Direct and manage the Utilization Management services, oversee all aspects of Utilization Management, ensure efficiency of the workflow for team members, and ensure quality cost effectiveness.
Amalgamated Medical Care Management (formerly known as Alicare Medical Management) is ushering in a brand new chapter with a new and exciting leader. Our new president has adopted a culture which not only continues to provide the highest standards of patient care, but also is employee-centered with concern for each individual’s positive work experience and career advancement goals. In addition to benefiting from an attractive compensation package, staff members can expect a top-notch working environment that fully supports, respects, and values each member.
The Manager of Utilization Management is responsible for the overall strategy, operational performance and outcomes of the department’s activities. Develops, directs and monitors all Utilization Management (UM) and Clinical Medical Policy (CMP) programs that serve all Neighborhood members. Oversees and manages all UM vendors with full responsibility for meeting organizational goals for UM metrics and performance. Collaborates across the enterprise and with clients to ensure that objectives are aligned, business strategies are delivered and financial, compliance, and quality objectives are met.
- Directs the day-to-day medical management utilization and related compliance functions (CMS, state regulations, URAC)
- Prepares for, and directs, the URAC accreditation process, including all documentation required for desktop review and on-site evaluation.
- Ensures 100% compliance with all federal, state, regulatory and contract requirements
- Develops, executes and evaluates work plan for area of responsibility
- Assists in preparing and analyzing monthly, quarterly and annual utilization reports, identifying over and underutilization patterns and proposes and implements effective interventions to address UM issues to meet national or client benchmarks
- Monitors monthly utilization patterns; identifies outliers and puts in place program(s) to address outliers
- Monitors and evaluates staff UM decision-making by analyzing quarterly reviews, overturned appeals, physician decision trends, provides reports on performance and recommendations for needed improvements
- Develops medical utilization review policies, procedures and ensures annual review and revision
- Develops utilization review process for new lines of business
- Collaborates with Medical Director (MD) or physician reviewers to resolve complex medical review issues, as needed
- Engages in on-going performance management with staff including coaching, mentoring, development and succession planning.

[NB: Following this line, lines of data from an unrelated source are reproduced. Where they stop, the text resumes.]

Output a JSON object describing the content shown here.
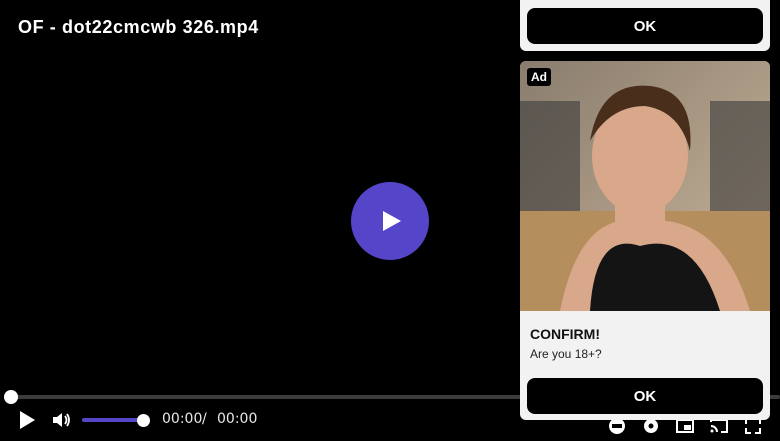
{
  "player": {
    "title": "OF - dot22cmcwb 326.mp4",
    "current_time": "00:00",
    "separator": "/",
    "duration": "00:00",
    "progress": 0,
    "volume": 1.0,
    "accent_color": "#5546c9"
  },
  "ad_top": {
    "ok_label": "OK"
  },
  "ad_card": {
    "badge": "Ad",
    "headline": "CONFIRM!",
    "subtext": "Are you 18+?",
    "ok_label": "OK"
  },
  "icons": [
    "play-icon",
    "volume-icon",
    "settings-icon",
    "chromecast-icon",
    "fullscreen-icon"
  ]
}
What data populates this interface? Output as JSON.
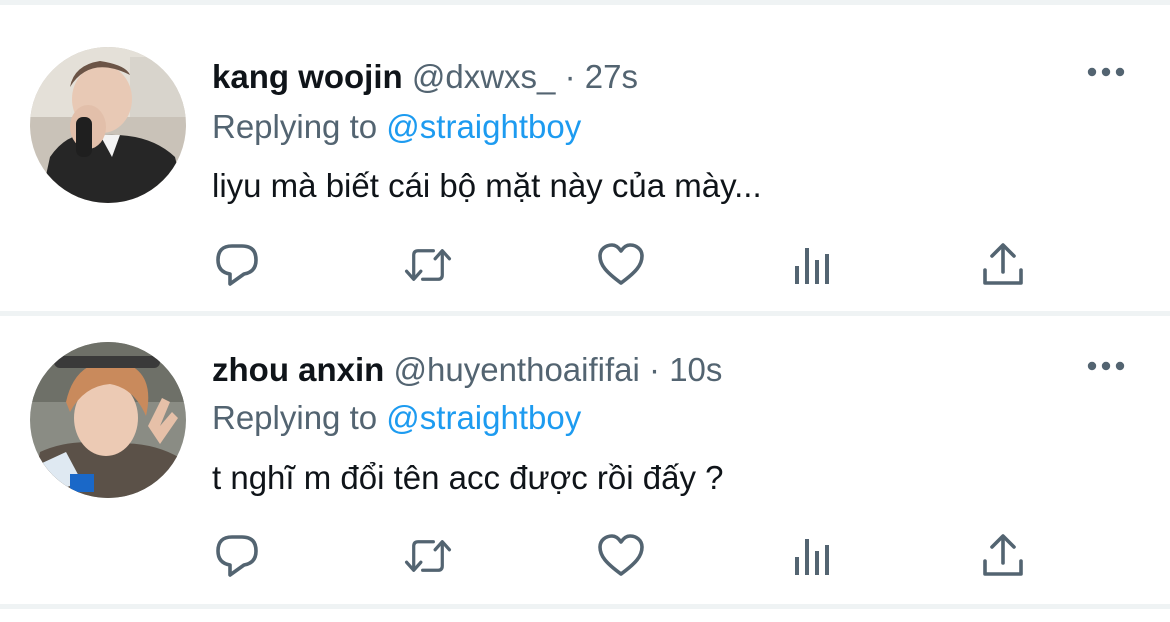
{
  "theme": {
    "text_color": "#0f1419",
    "secondary_color": "#536471",
    "accent_color": "#1d9bf0",
    "separator_color": "#eff3f4"
  },
  "tweets": [
    {
      "display_name": "kang woojin",
      "handle": "@dxwxs_",
      "separator": "·",
      "time": "27s",
      "replying_prefix": "Replying to",
      "replying_to": "@straightboy",
      "text": "liyu mà biết cái bộ mặt này của mày...",
      "icons": [
        "reply-icon",
        "retweet-icon",
        "like-icon",
        "views-icon",
        "share-icon",
        "more-icon"
      ]
    },
    {
      "display_name": "zhou anxin",
      "handle": "@huyenthoaififai",
      "separator": "·",
      "time": "10s",
      "replying_prefix": "Replying to",
      "replying_to": "@straightboy",
      "text": "t nghĩ m đổi tên acc được rồi đấy ?",
      "icons": [
        "reply-icon",
        "retweet-icon",
        "like-icon",
        "views-icon",
        "share-icon",
        "more-icon"
      ]
    }
  ]
}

- Identifies and recommends opportunities for improvement and implements process improvement activities
- Other duties as assigned
- Current NH RN license.
- College degree and/or nursing diploma.
- 4 years utilization review experience.
- 3 years management/supervisory experience and demonstrated leadership/management skills in managed care.
- Certification is nursing specialty preferred.
- Understanding of URAC accreditation highly desired.
- Membership in professional organization (i.e. ANA, AAMC) highly desired.
- Able to communicate with internal staff, external clients and healthcare providers.
- Conflict management/problem-solving skills.
- Strong and effective written, verbal and interpersonal communication skills.
- Able to work effectively with minimum supervision.
- Effective use of time management skills.
- Works well as a team player.
- Able to keep team focused at striving toward organization goals.
- Able to provide direction to team members.
- Highly organized self-starter.
- Extensive knowledge of insurance industry, benefit design and coverage issues.